Retrouvez-moi dans les métavers : xertaines entreprises s’installent dans un environnement numérique

Alors qu’une tempête de neige s’abattait sur Toronto, Aaron Grinhaus a parlé avec tendresse de la vue depuis son bureau – pas l’immeuble de son cabinet d’avocats dans le centre-ville, mais celui des métavers, où deux bancs publics sont assis autour d’une fontaine d’eau et où le ciel est un dégradé de bleu denim.

« C’est un joli petit bureau », a déclaré l’avocat. « Il y a un banc de parc et un joli feuillage autour. Nous pouvons donc nous asseoir à l’extérieur et tenir des réunions, même s’il y a (une) tempête de neige à Toronto. »

Le cabinet d’avocats torontois de Grinhaus fait partie d’un groupe croissant d’entreprises qui installent des bureaux dans un monde virtuel appelé « the metaverse* pour repousser les limites et en apprendre davantage sur cette technologie émergente.

On fonde beaucoup d’espoir sur l’avenir des métavers. Citigroup a déclaré qu’il pourrait représenter un marché de 8 000 à 13 000 milliards de dollars d’ici 2030, tandis que Goldman Sachs a indiqué qu’un tiers du marché numérique mondial pourrait se déplacer vers les métavers, car les gens y effectuent de plus en plus de transactions.

Mais ce n’est pas encore une victoire assurée. Meta Inc, la société mère de Facebook, a parié gros sur les métavers, allant jusqu’à évoquer le concept dans sa nouvelle raison sociale. Si la prédiction de Citigroup se vérifie, Meta aura participé dès le début à une activité en plein essor, mais entre-temps, sa division axée sur les métavers a perdu 13,72 milliards de dollars en 2022.

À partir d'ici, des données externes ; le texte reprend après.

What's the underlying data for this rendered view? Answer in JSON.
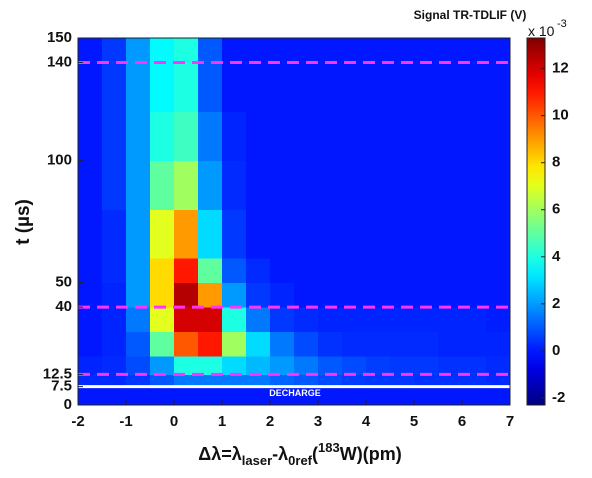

Grinhaus représente depuis plusieurs années des clients impliqués dans le bitcoin, le minage de crypto-monnaies et d’autres entreprises liées aux crypto-monnaies et autres technologies émergentes. Il a écrit le premier manuel juridique sur le droit de la blockchain en 2019 — la blockchain est la technologie qui sous-tend les transactions en crypto-monnaies — et est le codirecteur du programme de droit de la blockchain de l’école de droit Osgoode.

Et en janvier 2022, son cabinet est devenu le premier cabinet d’avocats canadien à ouvrir un bureau dans les métavers.

Grinhaus décrit le métavers comme un environnement basé sur Internet où les gens peuvent interagir et effectuer des transactions.Si cela ne semble pas trop différent de Facebook ou Instagram, Grinhaus est d’accord. Il voit le métavers sur un spectre qui comprend les médias sociaux à une extrémité et les casques de réalité virtuelle à l’autre.

« La plupart des gens sont engagés dans le métavers depuis des années. Et ils ne le savaient même pas », a-t-il déclaré.

Le bureau Decentraland du cabinet d’avocats se situe quelque part sur ce spectre. Les casques de RV sont facultatifs, mais même sans, ce n’est pas du tout comme faire défiler Facebook. Les utilisateurs se déplacent comme des avatars, explorant l’espace et interagissant les uns avec les autres, d’une manière qui peut sembler familière à quiconque a joué aux « Sims ». Les coordonnées du bureau Decentraland de Grinhaus sont affichées sur le site web de l’entreprise.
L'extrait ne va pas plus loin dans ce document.